The other day I walked the 3.5K jungle trail to Punta Cahuita in the National Park. The trail follows the incredibly beautiful coastline on one side with a picture perfect private beach around every turn. On the other side of the trail is the lush protected tropical rain forest full of abundance and life. At certain points the trail edges deeper and deeper into the jungle and farther from the sea.
This is the domain of the White Faced Capuchins "Monkeys" otherwise known as "The Terrorists of the Trees" My neighbor, Elena from Quebec was walking the path from Puerto Vargas back to Cahuita when an aggressive male white face came down from the trees after stalking her for some time. They always look you straight in the eye to kind of size you up.

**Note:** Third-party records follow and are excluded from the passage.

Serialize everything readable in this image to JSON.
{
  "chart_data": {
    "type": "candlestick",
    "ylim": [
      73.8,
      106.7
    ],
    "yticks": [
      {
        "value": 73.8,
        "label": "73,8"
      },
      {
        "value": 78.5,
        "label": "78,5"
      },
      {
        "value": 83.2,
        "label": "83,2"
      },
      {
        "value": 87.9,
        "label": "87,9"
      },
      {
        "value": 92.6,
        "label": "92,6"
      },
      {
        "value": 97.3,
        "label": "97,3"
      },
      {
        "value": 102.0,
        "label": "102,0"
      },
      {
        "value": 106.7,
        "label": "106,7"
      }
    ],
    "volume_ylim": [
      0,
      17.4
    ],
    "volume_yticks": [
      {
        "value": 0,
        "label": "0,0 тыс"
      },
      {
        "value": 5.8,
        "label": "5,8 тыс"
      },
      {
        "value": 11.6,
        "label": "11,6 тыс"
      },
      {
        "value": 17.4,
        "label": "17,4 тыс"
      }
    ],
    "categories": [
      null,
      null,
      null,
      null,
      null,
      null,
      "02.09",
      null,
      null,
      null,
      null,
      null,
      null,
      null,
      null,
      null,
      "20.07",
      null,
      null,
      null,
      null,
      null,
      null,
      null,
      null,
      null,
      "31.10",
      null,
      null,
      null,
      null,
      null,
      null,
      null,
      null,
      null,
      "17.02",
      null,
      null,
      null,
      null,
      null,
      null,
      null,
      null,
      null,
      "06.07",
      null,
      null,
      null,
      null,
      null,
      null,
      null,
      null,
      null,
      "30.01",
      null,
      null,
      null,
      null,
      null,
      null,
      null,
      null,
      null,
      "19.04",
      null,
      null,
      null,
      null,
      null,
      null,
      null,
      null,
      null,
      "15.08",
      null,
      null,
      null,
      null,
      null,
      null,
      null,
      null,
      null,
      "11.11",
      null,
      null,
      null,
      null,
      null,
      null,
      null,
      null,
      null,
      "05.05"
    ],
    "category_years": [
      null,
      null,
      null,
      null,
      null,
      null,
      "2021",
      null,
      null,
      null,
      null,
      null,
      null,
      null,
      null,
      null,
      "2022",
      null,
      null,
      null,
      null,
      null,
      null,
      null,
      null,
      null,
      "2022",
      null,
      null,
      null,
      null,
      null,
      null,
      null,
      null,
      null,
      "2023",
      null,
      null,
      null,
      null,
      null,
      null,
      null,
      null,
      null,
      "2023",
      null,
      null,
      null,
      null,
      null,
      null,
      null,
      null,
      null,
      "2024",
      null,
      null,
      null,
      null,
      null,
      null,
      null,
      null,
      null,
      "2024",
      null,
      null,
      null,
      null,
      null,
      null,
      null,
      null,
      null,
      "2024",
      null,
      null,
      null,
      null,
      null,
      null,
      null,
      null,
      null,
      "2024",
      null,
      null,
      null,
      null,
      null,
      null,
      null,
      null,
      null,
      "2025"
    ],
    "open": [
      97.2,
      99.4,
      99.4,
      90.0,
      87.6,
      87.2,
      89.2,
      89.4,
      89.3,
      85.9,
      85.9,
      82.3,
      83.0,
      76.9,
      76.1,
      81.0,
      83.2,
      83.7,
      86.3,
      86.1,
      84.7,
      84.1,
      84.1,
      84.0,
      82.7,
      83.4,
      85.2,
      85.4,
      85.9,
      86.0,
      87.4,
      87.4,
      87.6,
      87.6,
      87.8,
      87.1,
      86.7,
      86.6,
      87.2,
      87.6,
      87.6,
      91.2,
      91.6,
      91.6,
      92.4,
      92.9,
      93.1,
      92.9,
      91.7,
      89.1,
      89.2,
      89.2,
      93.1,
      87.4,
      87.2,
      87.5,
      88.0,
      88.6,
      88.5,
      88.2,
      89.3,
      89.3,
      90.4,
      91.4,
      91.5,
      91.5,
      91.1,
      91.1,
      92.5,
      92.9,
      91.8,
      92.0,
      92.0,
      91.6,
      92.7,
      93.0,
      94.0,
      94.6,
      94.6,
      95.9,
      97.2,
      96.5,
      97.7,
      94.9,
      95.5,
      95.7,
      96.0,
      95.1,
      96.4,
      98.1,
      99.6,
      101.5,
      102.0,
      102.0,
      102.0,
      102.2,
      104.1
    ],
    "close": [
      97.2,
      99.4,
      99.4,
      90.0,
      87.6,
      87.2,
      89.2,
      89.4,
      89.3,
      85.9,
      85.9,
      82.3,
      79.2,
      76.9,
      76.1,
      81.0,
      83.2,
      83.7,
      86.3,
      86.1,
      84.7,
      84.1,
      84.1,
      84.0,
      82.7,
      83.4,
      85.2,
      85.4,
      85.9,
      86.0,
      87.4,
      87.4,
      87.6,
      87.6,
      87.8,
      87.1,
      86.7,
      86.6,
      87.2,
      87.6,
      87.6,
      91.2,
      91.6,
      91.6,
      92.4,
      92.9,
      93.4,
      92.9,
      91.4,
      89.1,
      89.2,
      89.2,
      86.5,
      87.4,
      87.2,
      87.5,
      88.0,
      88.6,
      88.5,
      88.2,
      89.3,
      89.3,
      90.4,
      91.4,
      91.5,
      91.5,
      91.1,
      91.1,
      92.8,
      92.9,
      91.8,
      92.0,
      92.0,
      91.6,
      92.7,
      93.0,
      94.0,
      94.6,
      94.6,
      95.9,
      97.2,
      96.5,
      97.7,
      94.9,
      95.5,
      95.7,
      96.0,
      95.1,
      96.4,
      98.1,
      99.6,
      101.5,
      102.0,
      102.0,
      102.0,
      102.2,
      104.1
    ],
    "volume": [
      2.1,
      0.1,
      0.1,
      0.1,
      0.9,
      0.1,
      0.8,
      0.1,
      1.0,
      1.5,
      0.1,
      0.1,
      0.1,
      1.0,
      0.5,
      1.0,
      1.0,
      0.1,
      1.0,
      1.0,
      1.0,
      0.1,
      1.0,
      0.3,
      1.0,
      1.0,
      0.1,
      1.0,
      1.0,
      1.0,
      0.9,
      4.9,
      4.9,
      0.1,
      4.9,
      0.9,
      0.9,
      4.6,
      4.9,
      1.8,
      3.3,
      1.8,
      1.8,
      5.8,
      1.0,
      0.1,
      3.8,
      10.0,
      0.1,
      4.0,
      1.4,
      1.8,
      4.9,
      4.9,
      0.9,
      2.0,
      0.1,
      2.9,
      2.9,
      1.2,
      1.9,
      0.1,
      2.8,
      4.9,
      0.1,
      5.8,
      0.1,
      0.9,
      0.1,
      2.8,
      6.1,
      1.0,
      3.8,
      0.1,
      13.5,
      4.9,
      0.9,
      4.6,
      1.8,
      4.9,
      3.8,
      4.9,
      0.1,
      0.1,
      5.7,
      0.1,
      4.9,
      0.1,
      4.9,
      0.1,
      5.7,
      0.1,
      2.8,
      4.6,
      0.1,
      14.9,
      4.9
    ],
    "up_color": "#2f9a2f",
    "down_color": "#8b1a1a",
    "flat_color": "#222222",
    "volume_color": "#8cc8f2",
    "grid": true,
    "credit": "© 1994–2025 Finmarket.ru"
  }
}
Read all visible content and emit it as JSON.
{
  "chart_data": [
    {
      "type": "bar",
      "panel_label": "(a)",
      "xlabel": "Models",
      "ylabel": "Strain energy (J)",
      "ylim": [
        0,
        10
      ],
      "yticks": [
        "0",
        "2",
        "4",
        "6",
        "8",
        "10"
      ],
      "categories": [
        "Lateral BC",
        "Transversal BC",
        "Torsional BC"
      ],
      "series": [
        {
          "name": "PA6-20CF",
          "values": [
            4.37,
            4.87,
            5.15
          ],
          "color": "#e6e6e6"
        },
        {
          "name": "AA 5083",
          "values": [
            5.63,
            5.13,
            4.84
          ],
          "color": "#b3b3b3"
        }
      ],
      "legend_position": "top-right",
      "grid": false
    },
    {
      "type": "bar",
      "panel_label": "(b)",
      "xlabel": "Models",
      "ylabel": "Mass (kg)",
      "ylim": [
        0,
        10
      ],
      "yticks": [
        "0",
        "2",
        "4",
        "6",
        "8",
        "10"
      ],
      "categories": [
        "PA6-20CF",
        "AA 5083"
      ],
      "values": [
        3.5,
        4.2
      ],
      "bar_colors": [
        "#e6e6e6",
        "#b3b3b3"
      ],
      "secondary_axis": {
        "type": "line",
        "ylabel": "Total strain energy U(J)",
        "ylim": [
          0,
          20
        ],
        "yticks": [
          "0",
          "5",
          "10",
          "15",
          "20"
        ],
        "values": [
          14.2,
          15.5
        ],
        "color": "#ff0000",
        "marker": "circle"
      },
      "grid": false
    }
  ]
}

Then without warning the bugger jumped on to her backpack and ripped it off her back. After undoing the zipper and finding no food, the critter tried to steal her camera. Elena was able to shoe away the rascal but not without some trepidation.
On another occasion I came upon a friendly Tico family having a pleasant picnic on the beach at the point. I quietly watched the pack of white faces maneuvering all around the chicken that was roasting on the grill. Finally one of the rascals was hanging by one arm right over the chicken. He reached down with his other hand and grabbed a piece of the meat but it being rather hot, was dropped immediately by the primate with a sharp yelp! Dinner was saved if only temporarily.
On my way back I watched as a troop of about 25 Howler monkeys, including babies, crossed the path on trees only about 20 feet over my head. The babies would stop and eat and then clumbsily struggle to catch the group. There was no overbearing mother nearby so it appears that they feel very safe with the kids on their own.
The many rivers, the volcanic soil and abundant rainfall make this part of the world an ecological paradise where almost anything will grow well. Fruit trees abound. Nothing goes without full and complete nourishment from the land or the sea.